In any case, it is sensible criticism. Working with DNA is very sensitive and contamination is so easy that sterile conditions become almost an obsession for scientists. It is early to say beyond a doubt that the DNA remains are really hadrosaurs, and although it is convenient to remain skeptical, if they are finally right, it could be one of the greatest discoveries of the last decades. Perhaps not as a promise of de-extinction, but as an immeasurable step in the field of molecular paleontology, helping us to understand better than ever who those strange ancestors of our birds were.
DON’T NECK IT:
- Ancient DNA studies, as they are called, date back to the 1980s. They are nothing new and traces of readable DNA were found at that time in a dissected specimen of quagga (Equus quagga quagga) from the University of Berkeley, an extinct subspecies of common zebra.
- When making this kind of discovery, other scientists are quick to suggest that it could be due to a mistake by the researchers. However, we are facing a fairly safe case and the possibility of contamination is low, although it exists, of course.

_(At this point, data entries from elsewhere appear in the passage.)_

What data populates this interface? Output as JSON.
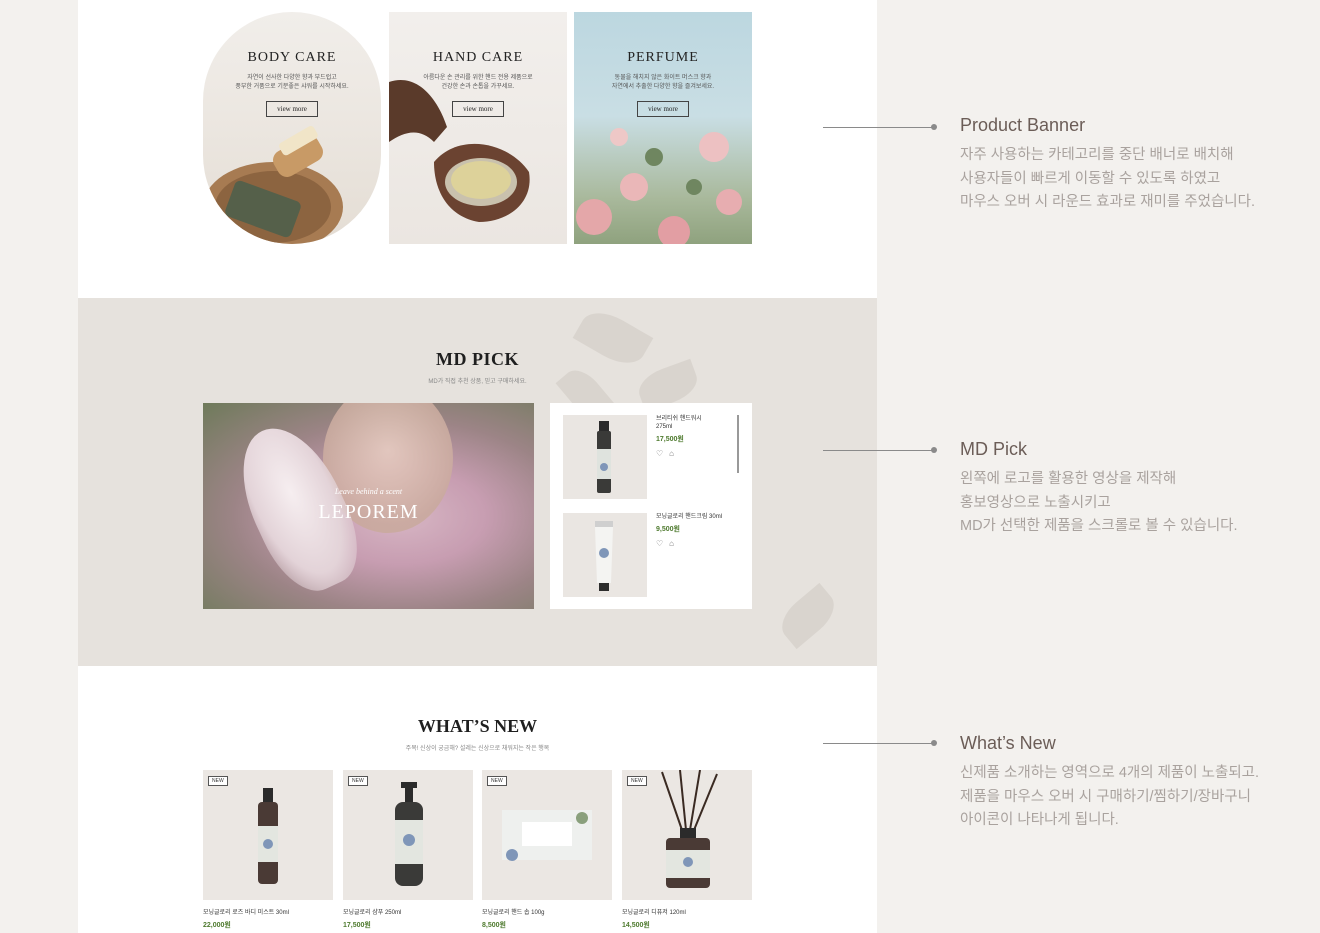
{
  "product_banner": {
    "items": [
      {
        "title": "BODY CARE",
        "desc": "자연이 선사한 다양한 향과 부드럽고\n풍부한 거품으로 기분좋은 샤워를 시작하세요.",
        "more": "view more"
      },
      {
        "title": "HAND CARE",
        "desc": "아름다운 손 관리를 위한 핸드 전용 제품으로\n건강한 손과 손톱을 가꾸세요.",
        "more": "view more"
      },
      {
        "title": "PERFUME",
        "desc": "동물을 해치지 않은 화이트 머스크 향과\n자연에서 추출한 다양한 향을 즐겨보세요.",
        "more": "view more"
      }
    ]
  },
  "md_pick": {
    "title": "MD PICK",
    "subtitle": "MD가 직접 추천 상품, 믿고 구매하세요.",
    "video": {
      "tagline": "Leave behind a scent",
      "brand": "LEPOREM"
    },
    "items": [
      {
        "name": "브리티쉬 핸드워시\n275ml",
        "price": "17,500원"
      },
      {
        "name": "모닝글로리 핸드크림 30ml",
        "price": "9,500원"
      }
    ]
  },
  "whats_new": {
    "title": "WHAT’S NEW",
    "subtitle": "주목! 신상이 궁금해? 설레는 신상으로 채워지는 작은 행복",
    "badge": "NEW",
    "items": [
      {
        "name": "모닝글로리 로즈 바디 미스트 30ml",
        "price": "22,000원"
      },
      {
        "name": "모닝글로리 샴푸 250ml",
        "price": "17,500원"
      },
      {
        "name": "모닝글로리 핸드 솝 100g",
        "price": "8,500원"
      },
      {
        "name": "모닝글로리 디퓨저 120ml",
        "price": "14,500원"
      }
    ]
  },
  "annotations": [
    {
      "title": "Product Banner",
      "desc": "자주 사용하는 카테고리를 중단 배너로 배치해\n사용자들이 빠르게 이동할 수 있도록 하였고\n마우스 오버 시 라운드 효과로 재미를 주었습니다."
    },
    {
      "title": "MD Pick",
      "desc": "왼쪽에 로고를 활용한 영상을 제작해\n홍보영상으로 노출시키고\nMD가 선택한 제품을 스크롤로 볼 수 있습니다."
    },
    {
      "title": "What’s New",
      "desc": "신제품 소개하는 영역으로 4개의 제품이 노출되고.\n제품을 마우스 오버 시 구매하기/찜하기/장바구니\n아이콘이 나타나게 됩니다."
    }
  ],
  "colors": {
    "price_green": "#4e7a2e",
    "md_bg": "#e6e2dd",
    "annotation_title": "#6b5d57",
    "annotation_text": "#a9a29e"
  }
}
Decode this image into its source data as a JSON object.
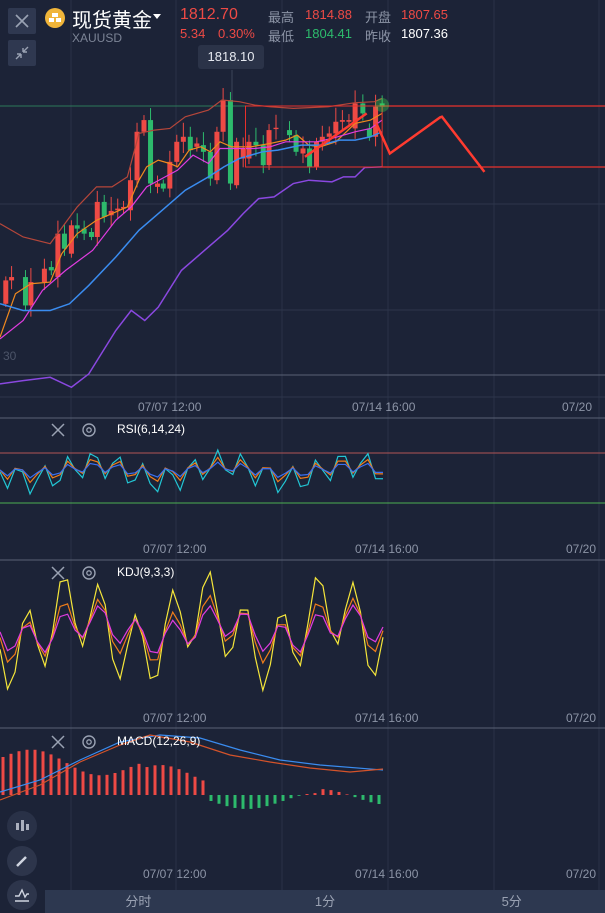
{
  "header": {
    "title": "现货黄金",
    "symbol": "XAUUSD",
    "price": "1812.70",
    "change": "5.34",
    "change_pct": "0.30%",
    "high_label": "最高",
    "high": "1814.88",
    "open_label": "开盘",
    "open": "1807.65",
    "low_label": "最低",
    "low": "1804.41",
    "prev_close_label": "昨收",
    "prev_close": "1807.36"
  },
  "crosshair_price": "1818.10",
  "main_axis_label": "30",
  "time_labels": [
    "07/07 12:00",
    "07/14 16:00",
    "07/20"
  ],
  "indicators": {
    "rsi": "RSI(6,14,24)",
    "kdj": "KDJ(9,3,3)",
    "macd": "MACD(12,26,9)"
  },
  "tabs": [
    "分时",
    "1分",
    "5分"
  ],
  "colors": {
    "up": "#ee4a45",
    "down": "#2dba6c",
    "bg": "#1c2337"
  }
}
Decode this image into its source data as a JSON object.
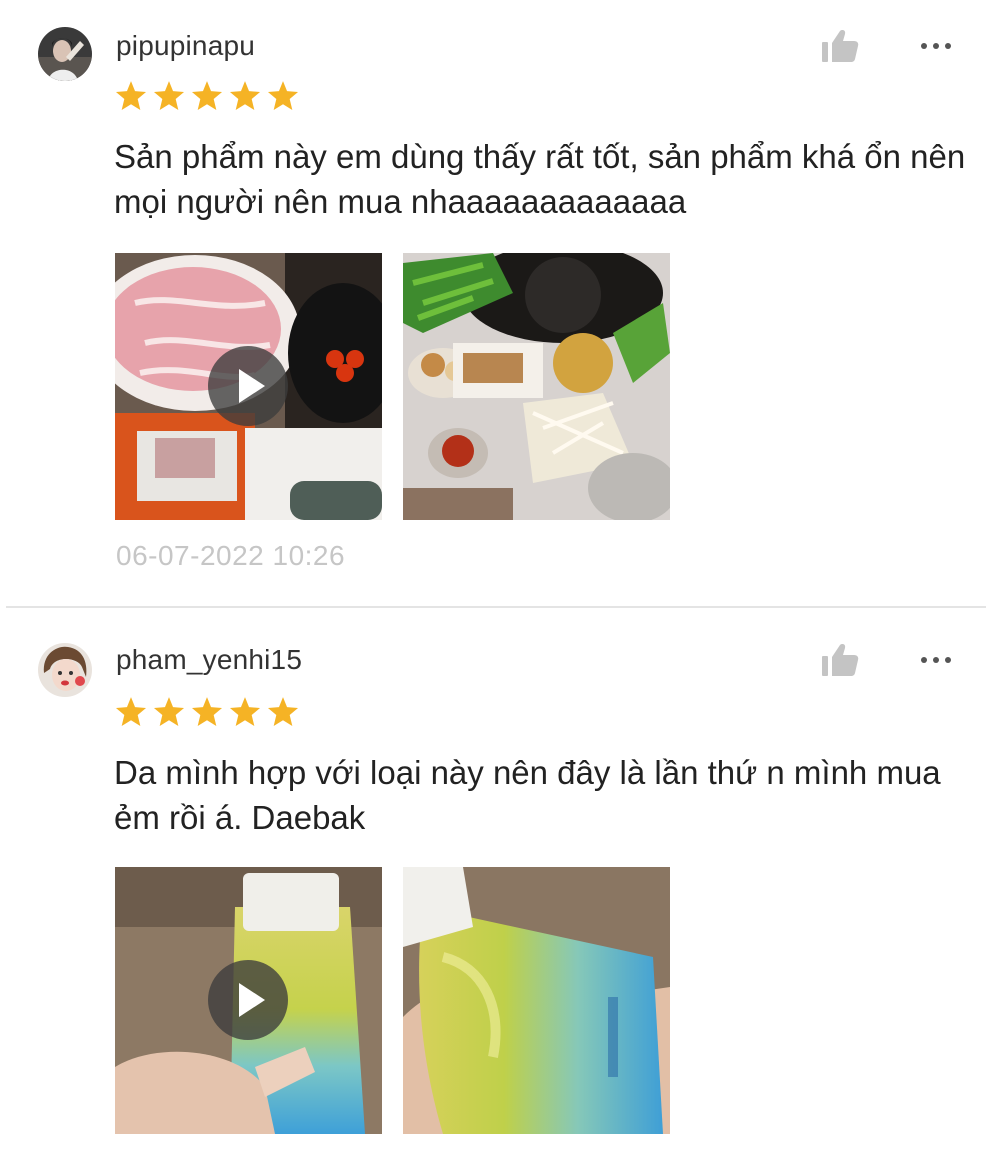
{
  "accent_colors": {
    "star": "#f5b325",
    "icon_gray": "#c4c4c4",
    "timestamp": "#c6c6c6",
    "divider": "#e4e4e4"
  },
  "reviews": [
    {
      "username": "pipupinapu",
      "rating": 5,
      "comment": "Sản phẩm này em dùng thấy rất tốt, sản phẩm khá ổn nên mọi người nên mua nhaaaaaaaaaaaaa",
      "timestamp": "06-07-2022 10:26",
      "media": [
        {
          "kind": "video",
          "icon": "play-icon"
        },
        {
          "kind": "image"
        }
      ]
    },
    {
      "username": "pham_yenhi15",
      "rating": 5,
      "comment": "Da mình hợp với loại này nên đây là lần thứ n mình mua ẻm rồi á. Daebak",
      "media": [
        {
          "kind": "video",
          "icon": "play-icon"
        },
        {
          "kind": "image"
        }
      ]
    }
  ],
  "icons": {
    "like": "thumbs-up-icon",
    "more": "more-dots-icon",
    "star": "star-icon"
  }
}
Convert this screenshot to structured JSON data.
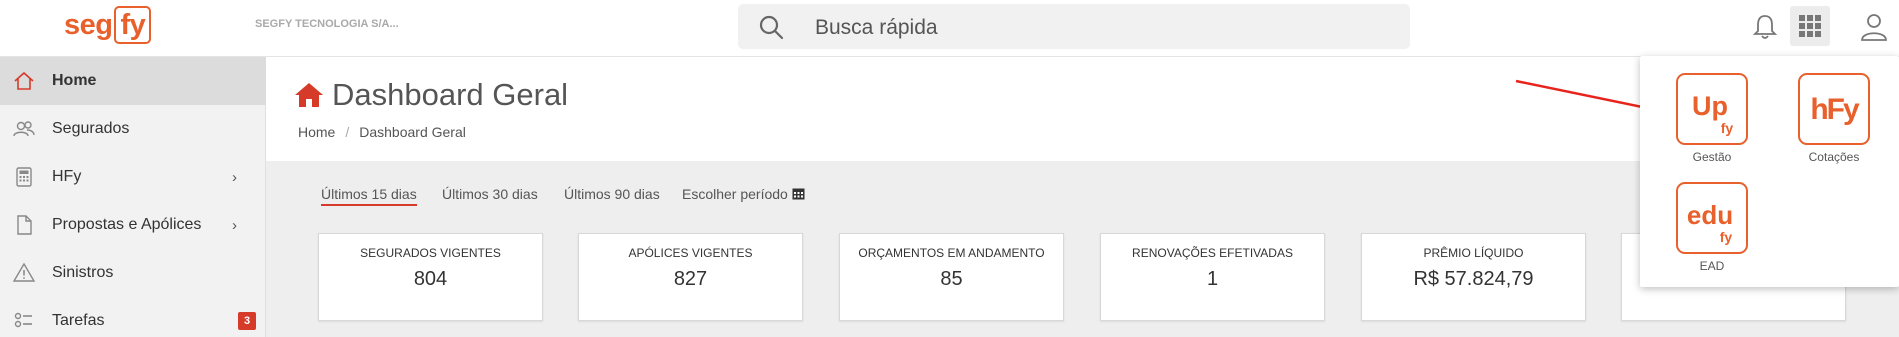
{
  "topbar": {
    "logo_left": "seg",
    "logo_box": "fy",
    "company": "SEGFY TECNOLOGIA S/A...",
    "search_placeholder": "Busca rápida",
    "icons": [
      "search-icon",
      "bell-icon",
      "apps-grid-icon",
      "user-icon"
    ]
  },
  "sidebar": {
    "items": [
      {
        "label": "Home",
        "icon": "home-icon",
        "active": true
      },
      {
        "label": "Segurados",
        "icon": "users-icon"
      },
      {
        "label": "HFy",
        "icon": "calculator-icon",
        "chevron": "›"
      },
      {
        "label": "Propostas e Apólices",
        "icon": "document-icon",
        "chevron": "›"
      },
      {
        "label": "Sinistros",
        "icon": "warning-icon"
      },
      {
        "label": "Tarefas",
        "icon": "tasks-icon",
        "badge": "3"
      }
    ]
  },
  "page": {
    "title": "Dashboard Geral",
    "breadcrumb": [
      "Home",
      "Dashboard Geral"
    ]
  },
  "periods": [
    "Últimos 15 dias",
    "Últimos 30 dias",
    "Últimos 90 dias",
    "Escolher período"
  ],
  "cards": [
    {
      "label": "SEGURADOS VIGENTES",
      "value": "804"
    },
    {
      "label": "APÓLICES VIGENTES",
      "value": "827"
    },
    {
      "label": "ORÇAMENTOS EM ANDAMENTO",
      "value": "85"
    },
    {
      "label": "RENOVAÇÕES EFETIVADAS",
      "value": "1"
    },
    {
      "label": "PRÊMIO LÍQUIDO",
      "value": "R$ 57.824,79"
    }
  ],
  "apps_menu": {
    "apps": [
      {
        "name": "Gestão",
        "logo_main": "Up",
        "logo_sub": "fy"
      },
      {
        "name": "Cotações",
        "logo_main": "hFy"
      },
      {
        "name": "EAD",
        "logo_main": "edu",
        "logo_sub": "fy"
      }
    ]
  },
  "colors": {
    "brand": "#e8602c",
    "accent_red": "#d63b2a",
    "arrow": "#e8231c"
  }
}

- Bailleul, Alida M et al. “Evidence Of Proteins, Chromosomes And Chemical Markers Of DNA In Exceptionally Preserved Dinosaur Cartilage”. National Science Review, 2020. Oxford University Press (OUP), doi: 10.1093 / nsr / nwz206. Accessed 13 Mar 2020.
- Yamagata, Kazuo et al. “Signs Of Biological Activities Of 28,000-Year-Old Mammoth Nuclei In Mouse Oocytes Visualized By Live-Cell Imaging”. Scientific Reports, vol 9, no. 1, 2019. Springer Science And Business Media LLC, doi: 10.1038 / s41598-019-40546-1. Accessed 13 Mar 2020.